I installed dietpi in a RPi3b+ as a centralized storage solution and NAS. All is well when working inside the network, but when I switch to an outside network, every connection is refused.
This is exclusive to the dietpi device. If I start ssh service in Odroid C2, running CoreELEC, I can connect to it immediately. Any service I try to connect in Dietpi returns an error 1005 connection refused. Ports are open to both devices. Also, I tried to stop Fail2ban and nothing changed.
What am I missing?
Cheers
Edit: I forgot to mention this is exclusive to ssh, ftp or any file sharing function. I can access Webmin or Medusa over the internet without issues.
Are you connecting the Pi on a different network and you get the connection refusal, or is it connected to the same network and you are trying to connect from the internet?
The Pi is always connected to the same network.
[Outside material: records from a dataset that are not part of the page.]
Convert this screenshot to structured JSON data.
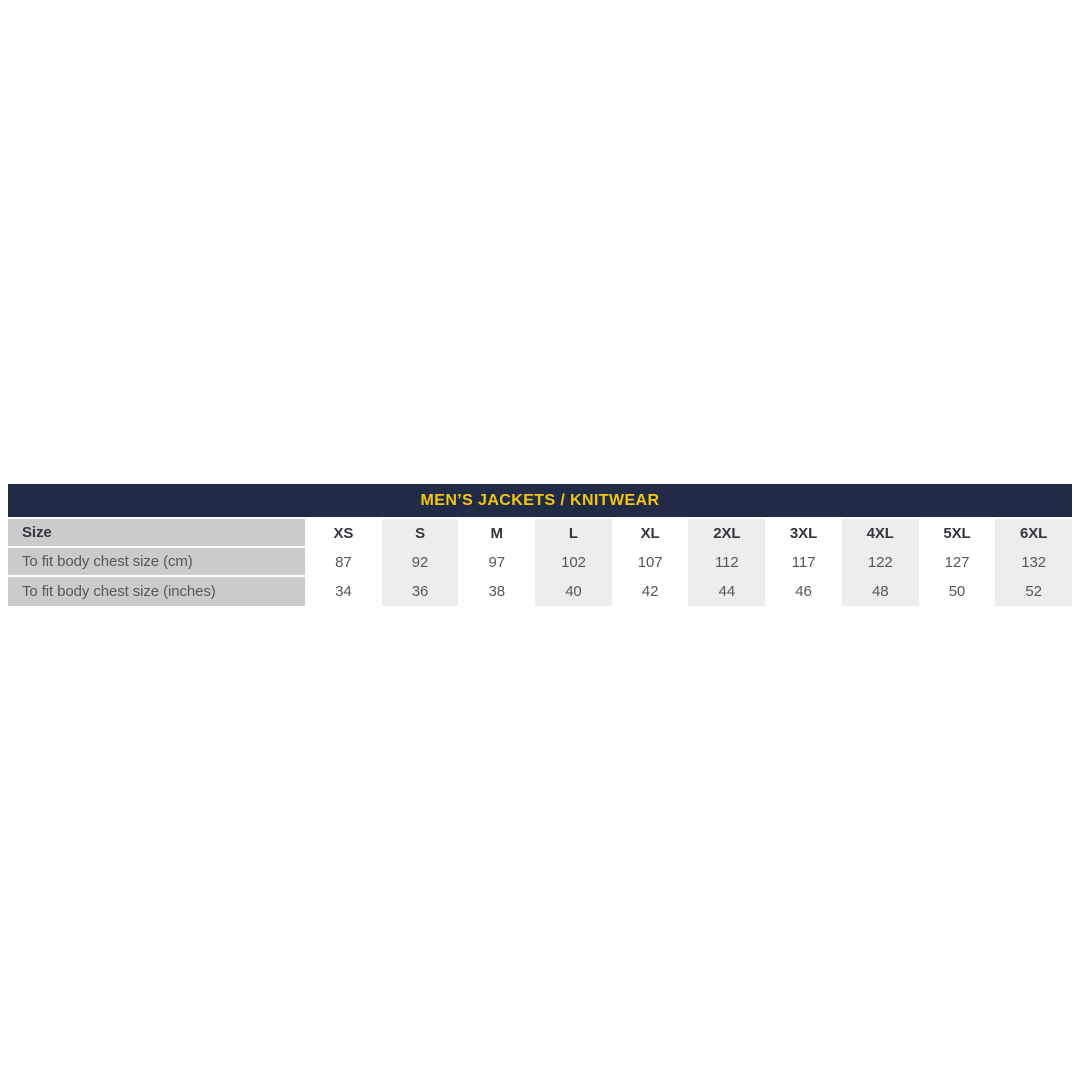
{
  "title": "MEN’S JACKETS / KNITWEAR",
  "colors": {
    "header_bg": "#222b45",
    "title_text": "#f2c611",
    "label_column_bg": "#cbcbcb",
    "stripe_column_bg": "#ededed",
    "value_text": "#55575b",
    "header_text": "#34373f"
  },
  "chart_data": {
    "type": "table",
    "title": "MEN’S JACKETS / KNITWEAR",
    "columns": [
      "Size",
      "XS",
      "S",
      "M",
      "L",
      "XL",
      "2XL",
      "3XL",
      "4XL",
      "5XL",
      "6XL"
    ],
    "rows": [
      {
        "label": "To fit body chest size (cm)",
        "values": [
          "87",
          "92",
          "97",
          "102",
          "107",
          "112",
          "117",
          "122",
          "127",
          "132"
        ]
      },
      {
        "label": "To fit body chest size (inches)",
        "values": [
          "34",
          "36",
          "38",
          "40",
          "42",
          "44",
          "46",
          "48",
          "50",
          "52"
        ]
      }
    ],
    "layout_hints": {
      "striped_columns": [
        "S",
        "L",
        "2XL",
        "4XL",
        "6XL"
      ],
      "label_column_has_row_separators": true,
      "grid": "off"
    }
  }
}
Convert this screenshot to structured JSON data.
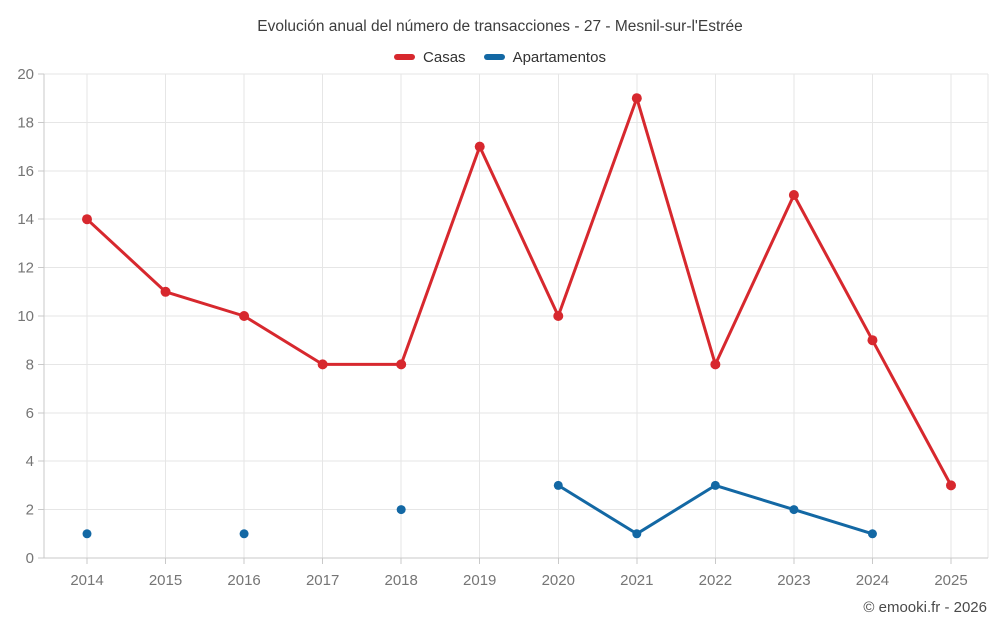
{
  "chart_data": {
    "type": "line",
    "title": "Evolución anual del número de transacciones - 27 - Mesnil-sur-l'Estrée",
    "categories": [
      "2014",
      "2015",
      "2016",
      "2017",
      "2018",
      "2019",
      "2020",
      "2021",
      "2022",
      "2023",
      "2024",
      "2025"
    ],
    "series": [
      {
        "name": "Casas",
        "color": "#d7282e",
        "values": [
          14,
          11,
          10,
          8,
          8,
          17,
          10,
          19,
          8,
          15,
          9,
          3
        ]
      },
      {
        "name": "Apartamentos",
        "color": "#1368a4",
        "values": [
          1,
          null,
          1,
          null,
          2,
          null,
          3,
          1,
          3,
          2,
          1,
          null
        ]
      }
    ],
    "xlabel": "",
    "ylabel": "",
    "ylim": [
      0,
      20
    ],
    "ytick_step": 2,
    "grid": true,
    "legend_position": "top",
    "colors": {
      "grid": "#e6e6e6",
      "axis": "#c9c9c9",
      "tick_text": "#757575",
      "title_text": "#3d3d3d"
    }
  },
  "footer": {
    "copyright": "© emooki.fr - 2026"
  }
}
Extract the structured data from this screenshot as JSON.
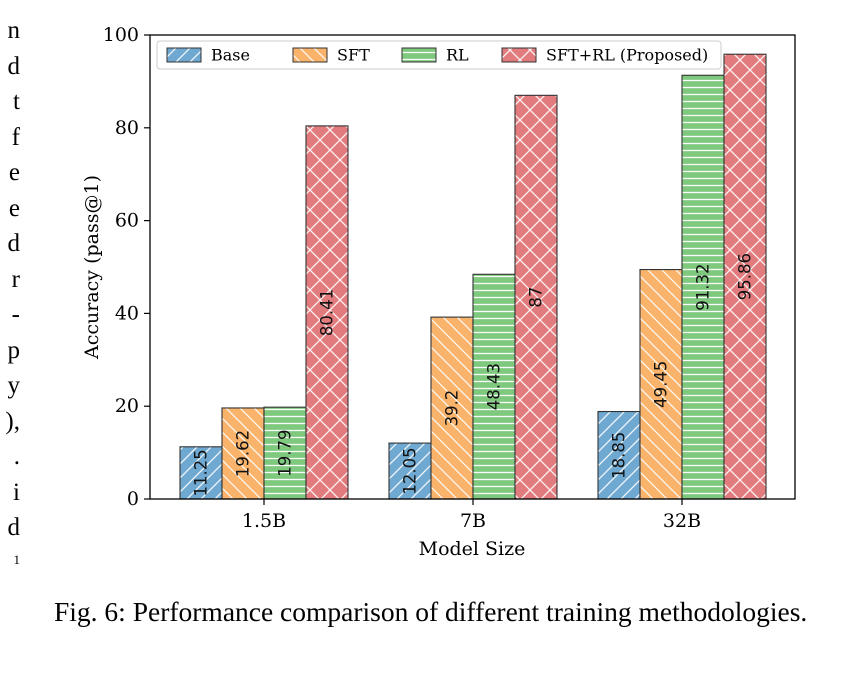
{
  "page": {
    "left_fragments": [
      "n",
      "d",
      "t",
      "f",
      "e",
      "e",
      "d",
      "r",
      "-",
      "p",
      "y",
      "),",
      ".",
      "i",
      "d",
      "1"
    ],
    "caption": "Fig. 6: Performance comparison of different training methodologies."
  },
  "chart_data": {
    "type": "bar",
    "title": "",
    "xlabel": "Model Size",
    "ylabel": "Accuracy (pass@1)",
    "ylim": [
      0,
      100
    ],
    "yticks": [
      0,
      20,
      40,
      60,
      80,
      100
    ],
    "categories": [
      "1.5B",
      "7B",
      "32B"
    ],
    "grid": false,
    "legend_position": "top",
    "series": [
      {
        "name": "Base",
        "color": "#6fa8d0",
        "hatch": "diagonal",
        "values": [
          11.25,
          12.05,
          18.85
        ],
        "labels": [
          "11.25",
          "12.05",
          "18.85"
        ]
      },
      {
        "name": "SFT",
        "color": "#f9b36a",
        "hatch": "back-diagonal",
        "values": [
          19.62,
          39.2,
          49.45
        ],
        "labels": [
          "19.62",
          "39.2",
          "49.45"
        ]
      },
      {
        "name": "RL",
        "color": "#7fc97f",
        "hatch": "horizontal",
        "values": [
          19.79,
          48.43,
          91.32
        ],
        "labels": [
          "19.79",
          "48.43",
          "91.32"
        ]
      },
      {
        "name": "SFT+RL (Proposed)",
        "color": "#e27b7e",
        "hatch": "cross",
        "values": [
          80.41,
          87,
          95.86
        ],
        "labels": [
          "80.41",
          "87",
          "95.86"
        ]
      }
    ]
  }
}
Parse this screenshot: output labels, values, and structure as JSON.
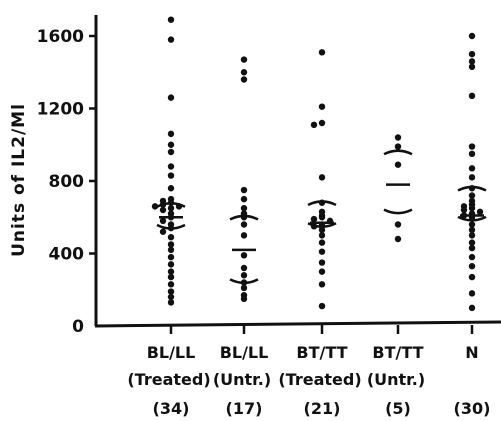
{
  "chart_data": {
    "type": "scatter",
    "title": "",
    "xlabel": "",
    "ylabel": "Units of IL2/Ml",
    "ylim": [
      0,
      1700
    ],
    "yticks": [
      0,
      400,
      800,
      1200,
      1600
    ],
    "ytick_labels": [
      "0",
      "400",
      "800",
      "1200",
      "1600"
    ],
    "grid": false,
    "categories": [
      {
        "line1": "BL/LL",
        "line2": "(Treated)",
        "line3": "(34)"
      },
      {
        "line1": "BL/LL",
        "line2": "(Untr.)",
        "line3": "(17)"
      },
      {
        "line1": "BT/TT",
        "line2": "(Treated)",
        "line3": "(21)"
      },
      {
        "line1": "BT/TT",
        "line2": "(Untr.)",
        "line3": "(5)"
      },
      {
        "line1": "N",
        "line2": "",
        "line3": "(30)"
      }
    ],
    "groups": [
      {
        "mean": 600,
        "upper": 680,
        "lower": 535,
        "values": [
          1690,
          1580,
          1260,
          1060,
          1000,
          960,
          880,
          830,
          760,
          700,
          690,
          680,
          670,
          660,
          660,
          650,
          640,
          620,
          600,
          580,
          560,
          540,
          520,
          490,
          450,
          420,
          380,
          340,
          300,
          270,
          230,
          190,
          160,
          130
        ]
      },
      {
        "mean": 420,
        "upper": 610,
        "lower": 235,
        "values": [
          1470,
          1400,
          1360,
          750,
          700,
          650,
          620,
          600,
          560,
          500,
          390,
          320,
          280,
          240,
          210,
          170,
          150
        ]
      },
      {
        "mean": 570,
        "upper": 690,
        "lower": 545,
        "values": [
          1510,
          1210,
          1120,
          1110,
          820,
          680,
          630,
          610,
          600,
          590,
          580,
          560,
          550,
          530,
          500,
          460,
          410,
          350,
          300,
          230,
          110
        ]
      },
      {
        "mean": 780,
        "upper": 970,
        "lower": 620,
        "values": [
          1040,
          990,
          890,
          560,
          480
        ]
      },
      {
        "mean": 610,
        "upper": 770,
        "lower": 580,
        "values": [
          1600,
          1500,
          1460,
          1430,
          1270,
          990,
          950,
          870,
          820,
          760,
          720,
          690,
          670,
          660,
          650,
          640,
          630,
          620,
          610,
          600,
          560,
          530,
          500,
          460,
          430,
          380,
          330,
          270,
          180,
          100
        ]
      }
    ]
  }
}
Any device outside the network is rejected, even if that device is connecting inside the network. The issue happens with or without ddns and fail2ban.
FTP is not built to be secure. It is generally considered to be an insecure protocol because it relies on clear-text usernames and passwords for authentication and does not use encryption. Data sent via FTP is vulnerable to sniffing, spoofing, and brute force attacks, among other basic attack methods.
You’re missing the question. I understand my options, but I can only connect to them while connected to my network. Once I disconnect from my network and start working on 4G or any other network, I can’t access any file sharing service. Ports are open, the services are running, I can even connect to a few of them over the internet (E.g. Webmin), but FTP, SMB and such always return “Error 1005 Refused Connection”.
can you check iptables -L -n if there is anything setup. Next to this, I know there are internet router on the marke who block access on SMB as well as FTP port for security reasons, even if you try to forward.
Keep in mind that FTP is a multi port protocol. Even if you have forwarded tcp 21 on the router, it is not enough to transfer files.
If SSH is working fine, I think the easiest for you would be to install openssh-sftp and use that for file transfer. On the plus side you’ll get the encryption, which FTP doesn’t have. But on the other hand you need to make sure that SSH is properly hardened (no root login, no password authentication, setup ssh keys, non standard port, maybe port knocking).
Sorry about the delay. Over the last week, somehow I got SMB to work when trying to reinstall the application once more, but the communication is excrutiatingly slow. I’m starting to suspect these issues are related to the ISP router limitations.
Hi. I set up wireguard and nothing changed. After fumbling around, I tried setting up an omv and everything works fine (except docker can’t handle network volumes), so the problem must be something I messed up. I’ll just scrub the whole thing and start over.